Солнце уже поднялось высоко, а Яруга все еще блуждал по лесу. Вот тропинка нырнула в кусты, и он повел лошадь по ней.
Потом поднял голову и увидел троих с автоматами. Хотел броситься к спасительным кустам, но за спиной увидел четвертого.
Один из них, высокий, в сапогах, начищенных до матового блеска, в кожаной немецкой куртке, подошел к телеге, взял часы, повертел, бросил обратно.
— Ну что, Яруга, шарашишь потихоньку?
— Я… — Голос Яруги сел, он никак не мог справиться с ним.
— Не дрожи, не дрожи, не тронем. Как там власть новая?
— Ничего пока…
— Не знает она о тебе, а?
— Не знает.
— Так вот, чтоб они ничего не узнали и дальше, ты мне поможешь.
Яруга молчал.
— Слышишь, сволочь?! — Бандит схватил Яругу за рубашку, дернул на себя. — Человеку нашему поможешь.
Яруга молчал.
— Он придет к тебе, скажет, что от меня. А по деревне слух пусти, что это красноармейцы грабят. Понял? И помни. Как они госпоставки соберут, сразу свистни. Я тебя теперь каждый вечер проверять буду.

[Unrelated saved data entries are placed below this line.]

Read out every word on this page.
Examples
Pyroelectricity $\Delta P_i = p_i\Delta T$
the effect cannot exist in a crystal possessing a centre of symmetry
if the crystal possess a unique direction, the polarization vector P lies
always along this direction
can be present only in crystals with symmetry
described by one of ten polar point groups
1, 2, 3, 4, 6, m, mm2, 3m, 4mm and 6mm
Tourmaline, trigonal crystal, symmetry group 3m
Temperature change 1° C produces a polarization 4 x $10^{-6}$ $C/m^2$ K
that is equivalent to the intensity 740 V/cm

Бричка, груженная узлами и сундуками, выехала из ворот усадьбы Тройского. Сам Тройский в городском костюме сидел на облучке, на вещах примостились жена и невестка. Крестьяне, вышедшие из домов, молча глядели вслед бричке.
На дорогу перед самыми мордами коней выскочил Волощук.
— Стой! Стой!
— Тпру-у! — натянул вожжи Тройский.
— Ты куда? — Волощук дышал тяжело.
— В город, к брату.
— Нельзя хозяйство бросать, понял? — крикнул Волощук. — Кто армию кормить будет?
— Какую армию? Червонную? — с придыханием спросил Тройский.
— Червону!
— Так пусть она сначала банду прогонит! Это они до меня шли. Понял, староста, до меня, а не до Капелюха. Я же тоже им харчей не дал. Уйди с дороги!
— Стой! — Волощук выдернул из-за пояса наган.
Тройский хлестнул коней, они рванули, оглобля задела не успевшего отскочить Волощука, и он упал, выронив наган, и бричка пронеслась мимо него.
Волощук прополз в пыли, дотянулся до оружия. Вскинул наган, потом опустил и долго сидел на дороге, беспомощный и слабый.
На базаре торговали всем. Он выплеснулся из огороженного рыночного пространства и заполнил близлежащие улицы. Здесь продавали немецкие, польские, румынские сигареты, папиросы самых разнообразных сортов, местный самогон — бимбер, самодельный, ядовитого цвета лимонад в грязноватых бутылках, конфеты. Продавалось за деньги и менялось на продукты все: часы, золотые украшения, серебряные портсигары, польские и немецкие мундиры, офицерские сапоги, костюмы и платья. В центре, на дощатых рыночных прилавках, приезжие крестьяне торговали салом, битой птицей, окороками и овощами.
Над базаром висел непрекращающийся гул голосов.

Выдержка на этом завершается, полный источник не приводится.